よく食事に連れて行ってもらった、そこそこ高級店から、汚くて安くてうまいエスニック料理のお店まで。そこで私は口説かれるわけでもなく「最近付き合った(?)ばかりの20歳の看護師」とか「東南アジアのシルバアクセサリー店で顔見知りになった美人な店員さん」の話に延々と相槌を打つのが仕事だった。

なにかある度に、「若いのにいろいろ知っていて偉いね」「かわいいのに博識だね」と彼が条件反射のように呟くうわべだけの相槌を屈託なく信じていた。

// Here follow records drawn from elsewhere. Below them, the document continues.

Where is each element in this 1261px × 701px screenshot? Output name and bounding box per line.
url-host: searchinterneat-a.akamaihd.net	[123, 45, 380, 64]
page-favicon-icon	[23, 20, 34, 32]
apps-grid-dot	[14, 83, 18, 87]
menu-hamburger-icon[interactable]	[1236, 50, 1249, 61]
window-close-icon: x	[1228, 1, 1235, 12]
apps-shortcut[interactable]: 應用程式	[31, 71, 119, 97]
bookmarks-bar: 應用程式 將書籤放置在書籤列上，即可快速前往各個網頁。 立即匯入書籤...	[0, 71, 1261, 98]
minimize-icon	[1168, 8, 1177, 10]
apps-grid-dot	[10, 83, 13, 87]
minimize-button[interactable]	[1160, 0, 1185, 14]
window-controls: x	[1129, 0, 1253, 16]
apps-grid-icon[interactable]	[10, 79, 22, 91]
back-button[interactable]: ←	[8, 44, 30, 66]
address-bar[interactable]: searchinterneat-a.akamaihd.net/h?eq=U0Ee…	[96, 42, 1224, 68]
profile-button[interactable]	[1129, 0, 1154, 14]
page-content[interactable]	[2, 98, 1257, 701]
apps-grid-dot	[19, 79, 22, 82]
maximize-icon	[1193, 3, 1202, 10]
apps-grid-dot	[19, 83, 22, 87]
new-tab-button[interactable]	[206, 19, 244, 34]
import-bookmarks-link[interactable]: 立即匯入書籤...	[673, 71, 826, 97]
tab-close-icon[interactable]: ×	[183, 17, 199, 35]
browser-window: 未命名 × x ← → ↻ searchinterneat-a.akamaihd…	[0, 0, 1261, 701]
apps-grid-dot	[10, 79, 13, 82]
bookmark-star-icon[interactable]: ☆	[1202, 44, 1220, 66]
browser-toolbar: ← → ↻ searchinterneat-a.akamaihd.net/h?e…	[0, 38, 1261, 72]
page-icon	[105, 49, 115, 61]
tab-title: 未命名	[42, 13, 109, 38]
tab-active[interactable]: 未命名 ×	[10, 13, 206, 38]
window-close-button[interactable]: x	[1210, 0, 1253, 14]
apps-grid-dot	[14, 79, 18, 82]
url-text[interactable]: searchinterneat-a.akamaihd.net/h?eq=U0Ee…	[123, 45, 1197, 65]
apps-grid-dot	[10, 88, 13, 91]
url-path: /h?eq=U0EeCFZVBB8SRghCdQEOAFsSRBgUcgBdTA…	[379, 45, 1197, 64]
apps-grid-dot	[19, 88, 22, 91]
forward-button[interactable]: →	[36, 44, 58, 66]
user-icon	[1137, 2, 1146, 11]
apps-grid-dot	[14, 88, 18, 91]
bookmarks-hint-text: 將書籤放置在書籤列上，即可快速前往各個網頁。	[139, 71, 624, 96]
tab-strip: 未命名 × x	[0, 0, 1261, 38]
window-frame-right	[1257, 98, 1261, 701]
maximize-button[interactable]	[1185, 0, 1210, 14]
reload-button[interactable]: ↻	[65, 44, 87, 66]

彼の気まぐれで日帰りの国内旅行に連れていかれた時、いつもと違う景色や体験に心が躍った。行き先は彼がその時の気分で決めることが多く、私にとってはサプライズの連続だった。温泉地や観光名所、時には地方の小さな町まで、普段なら訪れることのない場所ばかりだった。どこに行くのか知らされないまま、車に乗せられ、窓の外を流れる景色を眺めながら、その日がどんな一日になるのかと胸を躍らせていた。

車中では、私たちは時々他愛もない話をしながら、時には静かな沈黙の中で流れる音楽に耳を傾けた。彼が選ぶ音楽はいつも私の趣味とは違っていたけれど、それが新鮮で面白かった。そして、目的地に着くと、彼はその土地の名物や隠れた名店を案内してくれた。

私はいつも、これまた別のおじさんからもらった一眼レフカメラを持っていっては、いろんなものを撮った。

彼が求めているのは賢さではなく、物分かりがいい若くて素直な子だとはわかっていたけれど、なんとなくこのポジションが終わることが想像できず全能感で満たされていた私は、この謎の関係に少しのサービスとやや多くのわがままを振りかけては、スルメのように旨味だけをしゃぶっていた。

ある日、「あの子ならば結婚してもいいかなって思っていたんだよね。でもタイミングが合わなくって」とぼそっと話されたことがある。この世の中で結婚から最も遠い属性の人だと思っていたから衝撃を受けた。

私が現在の職場で働きはじめた時も何度か、九段下あたりでランチを食べに行ったことはあった。でも、だんだんまやかしのチヤホヤに飽きてきた私と、彼の中の「若い子枠」から外れて関心が薄れたことによって、片手では足りないけれど両手では余る年数ほど続いた関係は、自然消滅をたどった。